Animals are affected by hot weather. Livestock affected by heat tend to eat less and reduce physical activity, decreasing their fertility, fitness and life span. In upland Britain elevated levels of carbon dioxide in the atmosphere could lead to more bracken and tor grass in pastureland. These aren’t very nutritious for grazing animals. Poor nutrition could lead to a decline in the amount of milk produced by dairy cows. So farmers may need to introduce food supplements and find new ways of ensuring their livestock can keep cool and hydrated. A farm in Devon has started using frozen lollies stuffed with carrots to help its pigs adapt to the heat. Farmers could also increase the shade on farmland by planting more trees. This would have additional benefits, such as increasing water infiltration and reducing flood risk in high rainfall. Trees also absorb CO2 and improve air and water quality.
As temperatures rise, UK farmers may decide to change to types of crops better suited to warmer conditions. Crops that flourish in temperate climates such as the UK’s may be replaced by those more commonly imported from warmer regions. Farmers are already diversifying their crop varieties in parts of southern England. One farm in Devon has planted 300 trees including almonds, walnuts and sharon fruits. And in 2005 the UK’s first commercial harvest of apricots was grown at a farm in Kent and sold in a national supermarket. Grapes have been grown in the UK for some time, but the number of vineyards could increase as the climate warms.
Rising temperatures and longer growing seasons may present UK farmers with an opportunity to grow new varieties of crops such as apricots, walnuts and other similar species suited to warmer climates. Apricots and walnuts have the added benefit of being more resistant to prolonged dry spells.
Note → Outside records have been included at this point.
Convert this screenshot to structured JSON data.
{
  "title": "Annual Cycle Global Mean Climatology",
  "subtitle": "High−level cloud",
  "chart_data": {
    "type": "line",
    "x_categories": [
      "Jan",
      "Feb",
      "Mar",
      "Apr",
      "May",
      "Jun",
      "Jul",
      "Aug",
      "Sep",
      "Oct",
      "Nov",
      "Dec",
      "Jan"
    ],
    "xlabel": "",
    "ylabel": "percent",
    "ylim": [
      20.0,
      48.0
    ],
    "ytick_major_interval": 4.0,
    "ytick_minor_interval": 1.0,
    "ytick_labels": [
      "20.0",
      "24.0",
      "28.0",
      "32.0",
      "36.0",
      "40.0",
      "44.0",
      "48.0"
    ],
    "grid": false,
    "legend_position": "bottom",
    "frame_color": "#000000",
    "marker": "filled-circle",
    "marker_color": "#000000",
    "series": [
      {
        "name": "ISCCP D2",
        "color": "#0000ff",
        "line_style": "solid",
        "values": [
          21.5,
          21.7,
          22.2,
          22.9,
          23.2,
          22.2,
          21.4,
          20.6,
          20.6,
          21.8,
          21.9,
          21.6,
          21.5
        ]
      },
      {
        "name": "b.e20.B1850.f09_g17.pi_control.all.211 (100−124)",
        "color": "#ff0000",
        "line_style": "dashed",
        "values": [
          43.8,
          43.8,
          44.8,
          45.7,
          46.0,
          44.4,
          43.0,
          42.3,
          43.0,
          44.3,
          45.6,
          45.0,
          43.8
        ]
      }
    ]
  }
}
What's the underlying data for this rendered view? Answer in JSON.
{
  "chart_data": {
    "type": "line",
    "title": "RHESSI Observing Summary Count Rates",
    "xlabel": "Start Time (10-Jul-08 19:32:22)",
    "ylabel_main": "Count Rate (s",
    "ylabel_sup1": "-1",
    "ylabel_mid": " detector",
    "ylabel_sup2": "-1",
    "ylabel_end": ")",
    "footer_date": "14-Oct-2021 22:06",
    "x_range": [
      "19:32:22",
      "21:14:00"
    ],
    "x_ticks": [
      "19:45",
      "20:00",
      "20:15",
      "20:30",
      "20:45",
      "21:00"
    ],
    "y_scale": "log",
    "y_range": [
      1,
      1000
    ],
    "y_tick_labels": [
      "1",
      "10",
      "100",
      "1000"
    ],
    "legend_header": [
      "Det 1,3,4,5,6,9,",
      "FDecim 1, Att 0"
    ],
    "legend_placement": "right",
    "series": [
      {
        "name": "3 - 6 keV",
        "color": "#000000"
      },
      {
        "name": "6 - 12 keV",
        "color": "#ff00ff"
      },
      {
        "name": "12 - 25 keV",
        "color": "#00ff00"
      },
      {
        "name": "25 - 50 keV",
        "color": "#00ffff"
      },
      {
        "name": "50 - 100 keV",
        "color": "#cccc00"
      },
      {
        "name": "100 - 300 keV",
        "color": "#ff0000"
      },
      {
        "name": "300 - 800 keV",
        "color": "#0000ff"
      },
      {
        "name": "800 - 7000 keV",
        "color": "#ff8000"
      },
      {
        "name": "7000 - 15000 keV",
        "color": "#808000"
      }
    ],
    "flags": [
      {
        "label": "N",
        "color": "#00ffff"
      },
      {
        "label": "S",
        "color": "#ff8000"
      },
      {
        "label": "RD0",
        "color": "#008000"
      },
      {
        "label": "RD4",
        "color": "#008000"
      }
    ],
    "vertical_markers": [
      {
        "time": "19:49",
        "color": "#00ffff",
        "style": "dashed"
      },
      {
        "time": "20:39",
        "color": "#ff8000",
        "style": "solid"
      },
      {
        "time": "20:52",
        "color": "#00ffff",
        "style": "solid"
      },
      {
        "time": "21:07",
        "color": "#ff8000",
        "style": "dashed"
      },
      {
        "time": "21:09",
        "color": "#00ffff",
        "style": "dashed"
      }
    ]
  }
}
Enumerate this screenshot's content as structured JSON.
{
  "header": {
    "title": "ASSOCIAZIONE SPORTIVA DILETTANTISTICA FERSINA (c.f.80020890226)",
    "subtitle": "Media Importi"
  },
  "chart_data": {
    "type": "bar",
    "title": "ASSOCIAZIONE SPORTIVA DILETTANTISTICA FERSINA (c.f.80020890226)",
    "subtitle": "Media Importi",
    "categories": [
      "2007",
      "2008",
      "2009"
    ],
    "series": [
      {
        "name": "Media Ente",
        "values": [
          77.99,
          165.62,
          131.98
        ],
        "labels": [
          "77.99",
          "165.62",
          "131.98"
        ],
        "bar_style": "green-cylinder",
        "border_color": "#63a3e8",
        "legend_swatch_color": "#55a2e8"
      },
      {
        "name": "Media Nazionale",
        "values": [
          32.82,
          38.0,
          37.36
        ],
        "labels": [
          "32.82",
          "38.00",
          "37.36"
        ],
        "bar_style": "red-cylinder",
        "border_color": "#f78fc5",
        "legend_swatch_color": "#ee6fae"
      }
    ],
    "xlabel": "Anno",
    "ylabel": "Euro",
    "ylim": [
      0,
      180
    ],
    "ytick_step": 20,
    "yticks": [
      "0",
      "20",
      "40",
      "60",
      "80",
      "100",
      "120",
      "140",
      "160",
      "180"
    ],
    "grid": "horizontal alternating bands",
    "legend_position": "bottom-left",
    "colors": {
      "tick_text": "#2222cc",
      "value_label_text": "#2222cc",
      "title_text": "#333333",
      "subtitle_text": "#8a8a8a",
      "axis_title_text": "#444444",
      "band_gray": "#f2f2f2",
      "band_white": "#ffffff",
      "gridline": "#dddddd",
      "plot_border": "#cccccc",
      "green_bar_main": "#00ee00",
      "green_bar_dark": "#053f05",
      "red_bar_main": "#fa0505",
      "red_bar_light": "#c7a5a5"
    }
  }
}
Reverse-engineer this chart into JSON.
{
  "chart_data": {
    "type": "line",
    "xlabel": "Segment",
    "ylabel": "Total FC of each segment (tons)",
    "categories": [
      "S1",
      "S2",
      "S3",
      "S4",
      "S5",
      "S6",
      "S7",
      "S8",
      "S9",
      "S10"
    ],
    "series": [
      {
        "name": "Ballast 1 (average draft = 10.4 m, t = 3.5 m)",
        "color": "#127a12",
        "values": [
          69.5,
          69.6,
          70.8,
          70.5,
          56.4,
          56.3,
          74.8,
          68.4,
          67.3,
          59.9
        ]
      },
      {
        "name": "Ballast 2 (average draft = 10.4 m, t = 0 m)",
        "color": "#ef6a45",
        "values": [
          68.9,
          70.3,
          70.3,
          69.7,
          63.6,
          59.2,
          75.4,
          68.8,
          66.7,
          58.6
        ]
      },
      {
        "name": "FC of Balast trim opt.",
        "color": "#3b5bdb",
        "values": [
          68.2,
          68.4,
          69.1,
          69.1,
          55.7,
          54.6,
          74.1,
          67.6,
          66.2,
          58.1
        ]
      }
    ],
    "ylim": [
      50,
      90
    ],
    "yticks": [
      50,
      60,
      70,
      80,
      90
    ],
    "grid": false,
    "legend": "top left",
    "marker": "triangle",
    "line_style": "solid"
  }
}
So growing more of these and similar crops could be an effective way of adapting if drier conditions become more prevalent – especially in the Southeast. UK farmers are also considering ways of implementing more efficient irrigation methods, aiming to grow more food using less water. Some scientists are also proposing the use of genetically modified crops or strains bred to be more resistant to drought.
Mark Diacono is the owner of the UK’s first climate change farm. Growing a variety of crops including pecans, apricots and peppers, Mark’s farm shows the range of new crops it’s possible to grow in the changing climate.
‘By demonstrating the crops which can be grown, the farm can help people diversify and adapt to the climate change we are already committed to,’ says Mark.
Mark’s work is also helping to reduce emissions. ‘Many of the crops grown on the farm are already widely imported in the UK and by growing these otherwise imported foods the farm can help reduce carbon emissions, helping to address the acceleration of climate change in the process.’